Awana Westbrook says she's thankful that her brother-in-law, Shelby Foster Westbrook, shown in the photo, will finally be honored with other surviving members of the Tuskegee Airmen in Washington today. Mr. Westbrook, who lives in Chicago, graduated from Toledo's Libbey High School. Mrs. Westbrook was married to Mr. Westbrook's older brother, Lloyd, who died in 1996.
Libbey High School graduate Shelby F. Westbrook will join other surviving members of the Tuskegee Airmen when the group is honored today with the Congressional Gold Medal in the Rotunda of the U.S. Capitol.
Mr. Westbrook, who graduated from Libbey in 1939, will be one of 350 Tuskegee Airmen in attendance, said Awana Westbrook, his sister-in-law, who lives in Toledo.
The Congressional Gold Medal is the highest civilian award bestowed by Congress. The award must be cosponsored by at least two-thirds of the House.
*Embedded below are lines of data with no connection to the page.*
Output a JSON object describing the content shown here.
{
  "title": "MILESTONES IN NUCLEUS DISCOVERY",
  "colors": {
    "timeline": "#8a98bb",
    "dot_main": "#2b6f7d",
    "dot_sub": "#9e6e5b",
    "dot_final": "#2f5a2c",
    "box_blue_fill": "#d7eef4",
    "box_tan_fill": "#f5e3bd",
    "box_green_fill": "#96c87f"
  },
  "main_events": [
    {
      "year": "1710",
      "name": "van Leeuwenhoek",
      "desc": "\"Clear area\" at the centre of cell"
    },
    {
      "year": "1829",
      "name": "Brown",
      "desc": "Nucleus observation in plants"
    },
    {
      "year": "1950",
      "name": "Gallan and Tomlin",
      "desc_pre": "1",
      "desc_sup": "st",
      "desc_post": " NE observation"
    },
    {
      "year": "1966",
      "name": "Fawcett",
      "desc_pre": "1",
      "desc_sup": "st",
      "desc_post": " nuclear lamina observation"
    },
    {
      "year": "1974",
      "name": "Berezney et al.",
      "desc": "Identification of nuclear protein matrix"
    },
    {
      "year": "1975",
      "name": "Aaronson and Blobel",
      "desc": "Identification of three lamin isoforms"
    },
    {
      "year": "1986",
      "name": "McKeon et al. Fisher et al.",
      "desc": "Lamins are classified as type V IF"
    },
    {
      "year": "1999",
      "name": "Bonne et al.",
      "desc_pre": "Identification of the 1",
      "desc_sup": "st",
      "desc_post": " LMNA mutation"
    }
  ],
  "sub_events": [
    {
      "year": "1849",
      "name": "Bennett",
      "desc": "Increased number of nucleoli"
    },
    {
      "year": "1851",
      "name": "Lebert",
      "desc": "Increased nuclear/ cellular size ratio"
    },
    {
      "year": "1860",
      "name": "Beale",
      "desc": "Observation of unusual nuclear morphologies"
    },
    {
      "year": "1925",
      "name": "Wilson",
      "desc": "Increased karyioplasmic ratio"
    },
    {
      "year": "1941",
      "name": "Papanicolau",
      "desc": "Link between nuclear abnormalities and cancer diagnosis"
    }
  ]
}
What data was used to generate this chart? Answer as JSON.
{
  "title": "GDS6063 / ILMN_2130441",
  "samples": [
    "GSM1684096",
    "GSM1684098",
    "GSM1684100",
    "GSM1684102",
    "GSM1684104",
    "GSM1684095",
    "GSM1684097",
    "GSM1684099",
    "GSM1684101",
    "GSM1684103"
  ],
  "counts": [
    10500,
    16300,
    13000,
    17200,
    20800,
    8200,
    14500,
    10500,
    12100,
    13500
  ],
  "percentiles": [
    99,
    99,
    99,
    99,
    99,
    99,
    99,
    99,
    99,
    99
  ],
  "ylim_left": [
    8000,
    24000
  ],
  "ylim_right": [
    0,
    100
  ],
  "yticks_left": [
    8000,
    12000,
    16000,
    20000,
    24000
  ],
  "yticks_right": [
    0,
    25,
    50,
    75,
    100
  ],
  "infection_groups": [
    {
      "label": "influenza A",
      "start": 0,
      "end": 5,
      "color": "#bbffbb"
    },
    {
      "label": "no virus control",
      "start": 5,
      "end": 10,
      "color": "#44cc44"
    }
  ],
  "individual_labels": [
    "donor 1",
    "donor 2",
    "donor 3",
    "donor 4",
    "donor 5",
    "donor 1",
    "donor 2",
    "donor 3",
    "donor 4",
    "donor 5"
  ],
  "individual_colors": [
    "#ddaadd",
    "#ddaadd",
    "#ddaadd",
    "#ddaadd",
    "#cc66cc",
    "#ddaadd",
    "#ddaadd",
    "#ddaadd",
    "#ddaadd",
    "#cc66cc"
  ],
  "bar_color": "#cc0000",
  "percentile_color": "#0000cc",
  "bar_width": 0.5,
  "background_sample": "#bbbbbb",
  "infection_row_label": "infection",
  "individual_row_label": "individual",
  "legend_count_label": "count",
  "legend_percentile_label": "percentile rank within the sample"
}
Mr. Westbrook, 85, who's lived in Chicago since retiring from the Army, was part of the elite all-black unit that protected American and Allied bombers on missions. The airmen were credited with destroying 261 aircraft and damaging 148 planes.
"We are so thankful that they are finally being honored," Mrs. Westbrook said. "They've been trying for a long time to be recognized for the things they did."
Mrs. Westbrook said she was married to Mr. Westbrook's older brother, Lloyd, who died in 1996. She said the younger Mr. Westbrook was fascinated with flying. "As a child growing up, he loved airplanes," Mrs. Westbrook said. "We knew he would do something with airplanes. After the service, he tried to become a commercial pilot, but the black pilots were not allowed to have those jobs. He was actually told to go to Canada and he may get hired."
Shelby F. Westbrook
Mr. Westbrook trained at the Tuskegee Army Air Force Base in Alabama beginning in 1942. He flew missions over France and Italy. He won the Distinguished Flying Cross, the Presidential Unit Citation, and 15th Air Force Certificate of Valor.
"They were very proud of their service," Mrs. Westbrook said. "He talked about what it was like trying to become the first black pilots and the things they had to overcome. He was never sorry about anything he ever did."
Nearly 1,000 black pilots graduated from the Tuskegee Institute by the time the last class graduated in 1946. The airmen long claimed they never lost a single bomber to enemy fighters, but in December two historians said that contrary to legend, the fighter pilots did lose at least a few bombers to fire from enemy aircraft.